If your colours are in RGB format (or, presumably CMYK), you can use the fairly crude method of increasing the value of each component of the colour. E.g., in HTML colours are represented as three two-digit hex numbers. #ff0000 will give you a bright red, which can then be faded by increasing the values of the G and B componenets by the same amount, such as #ff5555 (gives a lighter red). Presumably for Hue, Saturation and Lightness (HSL) colours, you can just raise the L component, but I can't say for certain; I'm less familiar with this colour space.
As I say, though, this method is quite crude. From my memories of Live Messenger, it sounds like you're trying to do gradients, which can be applied really quite easily in Windows Presentation Foundation (WPF, part of .NET 3.0). WPF supports many different types of gradient brush, including linear and radial gradients.
I can highly recommend Adam Nathan's book Windows Presentation Foundation Unleashed as a good and thorough introduction to WPF.
HTH
Any variations in color are better done in HSL/HSV.
A good test is to interpolate between two equivalent values in RGB space and HSL space. The ramp in HSL space looks like a natural progression. In RGB space it typically looks quite unnatural. HSL maps to our visual color space perception much better than RGB.

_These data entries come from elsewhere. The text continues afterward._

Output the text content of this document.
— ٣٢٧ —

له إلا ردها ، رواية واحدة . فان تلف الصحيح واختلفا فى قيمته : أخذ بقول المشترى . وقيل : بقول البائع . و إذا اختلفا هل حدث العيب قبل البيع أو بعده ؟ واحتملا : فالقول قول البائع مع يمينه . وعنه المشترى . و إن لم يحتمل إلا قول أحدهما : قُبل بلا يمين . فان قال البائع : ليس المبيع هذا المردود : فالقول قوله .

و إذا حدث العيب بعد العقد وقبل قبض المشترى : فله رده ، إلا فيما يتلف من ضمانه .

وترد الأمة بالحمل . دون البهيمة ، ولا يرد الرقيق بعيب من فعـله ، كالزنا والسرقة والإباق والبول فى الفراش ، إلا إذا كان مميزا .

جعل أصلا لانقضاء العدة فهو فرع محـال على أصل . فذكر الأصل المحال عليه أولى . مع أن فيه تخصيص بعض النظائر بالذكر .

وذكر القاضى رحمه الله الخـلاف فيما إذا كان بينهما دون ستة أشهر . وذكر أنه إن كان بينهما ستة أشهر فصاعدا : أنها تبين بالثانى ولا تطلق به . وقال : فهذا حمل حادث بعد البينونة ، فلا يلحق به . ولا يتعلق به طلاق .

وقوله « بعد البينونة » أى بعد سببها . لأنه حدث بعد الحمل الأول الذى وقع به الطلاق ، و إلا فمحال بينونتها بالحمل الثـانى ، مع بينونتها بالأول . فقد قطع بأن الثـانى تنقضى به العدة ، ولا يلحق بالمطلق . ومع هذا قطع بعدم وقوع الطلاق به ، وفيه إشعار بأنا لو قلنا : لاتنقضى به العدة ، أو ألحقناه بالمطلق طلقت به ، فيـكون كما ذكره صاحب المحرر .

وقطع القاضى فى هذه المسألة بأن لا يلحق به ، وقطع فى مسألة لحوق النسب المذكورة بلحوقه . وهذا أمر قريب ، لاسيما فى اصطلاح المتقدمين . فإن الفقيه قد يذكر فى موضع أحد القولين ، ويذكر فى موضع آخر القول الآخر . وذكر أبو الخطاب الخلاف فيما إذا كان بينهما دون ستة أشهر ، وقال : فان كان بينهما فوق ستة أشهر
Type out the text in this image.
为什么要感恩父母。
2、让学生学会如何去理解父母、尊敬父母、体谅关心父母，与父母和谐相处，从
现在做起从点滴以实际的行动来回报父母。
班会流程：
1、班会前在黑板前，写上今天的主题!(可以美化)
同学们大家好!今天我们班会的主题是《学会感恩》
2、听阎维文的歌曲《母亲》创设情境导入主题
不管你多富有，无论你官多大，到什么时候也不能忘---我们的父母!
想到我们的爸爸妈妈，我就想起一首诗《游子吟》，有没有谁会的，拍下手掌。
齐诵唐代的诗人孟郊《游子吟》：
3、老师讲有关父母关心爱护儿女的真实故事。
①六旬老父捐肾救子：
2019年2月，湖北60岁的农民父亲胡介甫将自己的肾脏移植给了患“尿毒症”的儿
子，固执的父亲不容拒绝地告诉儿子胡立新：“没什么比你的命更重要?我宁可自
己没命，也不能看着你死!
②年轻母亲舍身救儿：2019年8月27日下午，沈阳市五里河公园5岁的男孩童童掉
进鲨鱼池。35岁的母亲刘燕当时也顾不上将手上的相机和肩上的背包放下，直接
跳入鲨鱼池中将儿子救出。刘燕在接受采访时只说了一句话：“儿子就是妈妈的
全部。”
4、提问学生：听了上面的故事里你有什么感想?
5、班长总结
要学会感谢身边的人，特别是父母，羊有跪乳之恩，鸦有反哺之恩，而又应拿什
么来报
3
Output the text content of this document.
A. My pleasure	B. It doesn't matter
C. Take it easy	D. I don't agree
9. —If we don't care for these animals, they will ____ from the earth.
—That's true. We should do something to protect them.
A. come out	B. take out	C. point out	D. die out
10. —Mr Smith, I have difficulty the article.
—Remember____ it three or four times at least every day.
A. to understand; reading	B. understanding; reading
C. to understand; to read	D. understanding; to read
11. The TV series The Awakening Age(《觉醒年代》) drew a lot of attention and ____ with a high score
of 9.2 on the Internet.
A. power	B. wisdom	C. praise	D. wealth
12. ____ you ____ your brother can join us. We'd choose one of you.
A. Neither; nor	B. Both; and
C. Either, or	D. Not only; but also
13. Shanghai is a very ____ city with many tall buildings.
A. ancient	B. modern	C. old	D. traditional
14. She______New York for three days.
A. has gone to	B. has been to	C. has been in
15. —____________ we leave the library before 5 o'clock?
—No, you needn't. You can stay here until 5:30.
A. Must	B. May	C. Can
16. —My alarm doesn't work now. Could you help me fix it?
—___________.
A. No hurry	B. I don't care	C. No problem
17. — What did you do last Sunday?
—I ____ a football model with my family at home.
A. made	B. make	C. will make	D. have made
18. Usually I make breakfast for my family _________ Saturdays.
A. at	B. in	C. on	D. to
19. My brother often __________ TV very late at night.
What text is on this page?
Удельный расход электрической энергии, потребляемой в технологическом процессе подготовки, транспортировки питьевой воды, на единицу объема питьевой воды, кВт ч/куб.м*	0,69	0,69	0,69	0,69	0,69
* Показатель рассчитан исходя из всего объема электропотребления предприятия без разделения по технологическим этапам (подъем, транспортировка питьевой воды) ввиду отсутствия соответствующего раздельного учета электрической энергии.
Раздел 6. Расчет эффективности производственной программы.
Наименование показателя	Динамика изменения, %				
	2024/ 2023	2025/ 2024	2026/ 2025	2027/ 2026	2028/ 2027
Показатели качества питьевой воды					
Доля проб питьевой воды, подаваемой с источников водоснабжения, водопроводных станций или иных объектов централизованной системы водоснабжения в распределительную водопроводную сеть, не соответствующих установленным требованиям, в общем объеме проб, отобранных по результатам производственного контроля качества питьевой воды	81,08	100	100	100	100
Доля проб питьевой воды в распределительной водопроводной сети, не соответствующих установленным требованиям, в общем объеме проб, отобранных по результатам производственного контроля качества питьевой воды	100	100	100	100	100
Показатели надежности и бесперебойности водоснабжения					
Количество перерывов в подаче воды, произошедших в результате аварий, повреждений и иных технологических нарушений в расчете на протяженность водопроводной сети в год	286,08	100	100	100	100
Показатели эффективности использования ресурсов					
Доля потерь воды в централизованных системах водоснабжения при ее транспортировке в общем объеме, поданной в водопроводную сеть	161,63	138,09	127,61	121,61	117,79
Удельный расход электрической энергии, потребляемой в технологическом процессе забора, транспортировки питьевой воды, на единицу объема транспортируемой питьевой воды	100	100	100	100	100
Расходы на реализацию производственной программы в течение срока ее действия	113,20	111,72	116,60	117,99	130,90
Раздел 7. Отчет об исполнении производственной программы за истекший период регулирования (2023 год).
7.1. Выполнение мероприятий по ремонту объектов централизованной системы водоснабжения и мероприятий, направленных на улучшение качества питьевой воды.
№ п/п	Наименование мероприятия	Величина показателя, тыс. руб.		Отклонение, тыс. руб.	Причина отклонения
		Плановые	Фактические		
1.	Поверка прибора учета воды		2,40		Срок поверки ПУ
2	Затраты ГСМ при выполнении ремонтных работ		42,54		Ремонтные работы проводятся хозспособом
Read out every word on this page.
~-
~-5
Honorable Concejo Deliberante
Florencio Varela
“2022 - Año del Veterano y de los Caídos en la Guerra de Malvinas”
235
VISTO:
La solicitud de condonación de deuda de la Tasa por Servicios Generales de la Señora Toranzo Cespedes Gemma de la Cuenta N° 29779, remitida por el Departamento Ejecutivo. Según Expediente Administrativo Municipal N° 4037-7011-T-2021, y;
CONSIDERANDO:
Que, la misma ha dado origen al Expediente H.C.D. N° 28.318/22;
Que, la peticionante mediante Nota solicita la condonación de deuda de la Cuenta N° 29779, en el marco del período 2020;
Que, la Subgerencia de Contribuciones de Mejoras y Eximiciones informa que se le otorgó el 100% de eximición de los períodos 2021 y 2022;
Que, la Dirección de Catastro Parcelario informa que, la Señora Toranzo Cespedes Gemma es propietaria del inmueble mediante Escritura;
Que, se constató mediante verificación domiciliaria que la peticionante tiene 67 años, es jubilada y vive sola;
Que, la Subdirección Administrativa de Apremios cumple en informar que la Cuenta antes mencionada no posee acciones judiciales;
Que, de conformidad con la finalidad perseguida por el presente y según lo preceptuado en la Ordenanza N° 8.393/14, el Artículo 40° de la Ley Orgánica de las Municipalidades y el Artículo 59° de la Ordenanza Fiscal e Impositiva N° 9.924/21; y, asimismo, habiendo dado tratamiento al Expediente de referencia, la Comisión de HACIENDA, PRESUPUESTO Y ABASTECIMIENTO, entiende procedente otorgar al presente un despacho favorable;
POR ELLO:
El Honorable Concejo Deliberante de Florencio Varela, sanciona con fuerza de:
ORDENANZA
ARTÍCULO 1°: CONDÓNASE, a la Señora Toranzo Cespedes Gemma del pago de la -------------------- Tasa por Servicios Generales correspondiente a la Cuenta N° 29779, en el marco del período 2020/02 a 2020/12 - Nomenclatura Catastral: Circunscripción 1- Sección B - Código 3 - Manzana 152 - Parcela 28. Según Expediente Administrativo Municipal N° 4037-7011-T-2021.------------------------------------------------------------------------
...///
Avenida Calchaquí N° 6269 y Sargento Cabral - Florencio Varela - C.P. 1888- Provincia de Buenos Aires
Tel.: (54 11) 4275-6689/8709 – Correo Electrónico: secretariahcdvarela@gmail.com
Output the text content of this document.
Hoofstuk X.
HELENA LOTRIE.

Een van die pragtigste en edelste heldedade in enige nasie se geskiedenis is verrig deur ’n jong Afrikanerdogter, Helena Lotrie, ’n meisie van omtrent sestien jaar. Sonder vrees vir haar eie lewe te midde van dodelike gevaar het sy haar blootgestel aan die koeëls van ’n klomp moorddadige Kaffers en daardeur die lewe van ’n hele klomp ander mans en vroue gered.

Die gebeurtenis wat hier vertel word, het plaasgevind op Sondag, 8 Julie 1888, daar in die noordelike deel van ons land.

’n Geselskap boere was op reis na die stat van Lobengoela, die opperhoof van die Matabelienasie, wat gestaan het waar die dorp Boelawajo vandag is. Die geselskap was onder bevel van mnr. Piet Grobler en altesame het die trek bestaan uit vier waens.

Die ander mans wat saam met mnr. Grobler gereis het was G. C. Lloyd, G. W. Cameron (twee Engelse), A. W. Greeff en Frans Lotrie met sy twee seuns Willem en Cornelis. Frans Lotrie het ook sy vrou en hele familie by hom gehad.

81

The idea of converting to HSV or some other color space seems good, and may be necessary for precise color work, but for ordinary purposes the error of working in RGB may not be enough to matter. Also, it can be a pain to deal with boundary cases: RGB is a cube-shaped space, while HSV is not. If working with byte values, you can have many-to-one and one-to-many mappings between the spaces. This may or may not be a problem depending on the application. YMMV
This website notes that you can use the ControlPaint class within the BCL C# System.Windows.Forms namespace.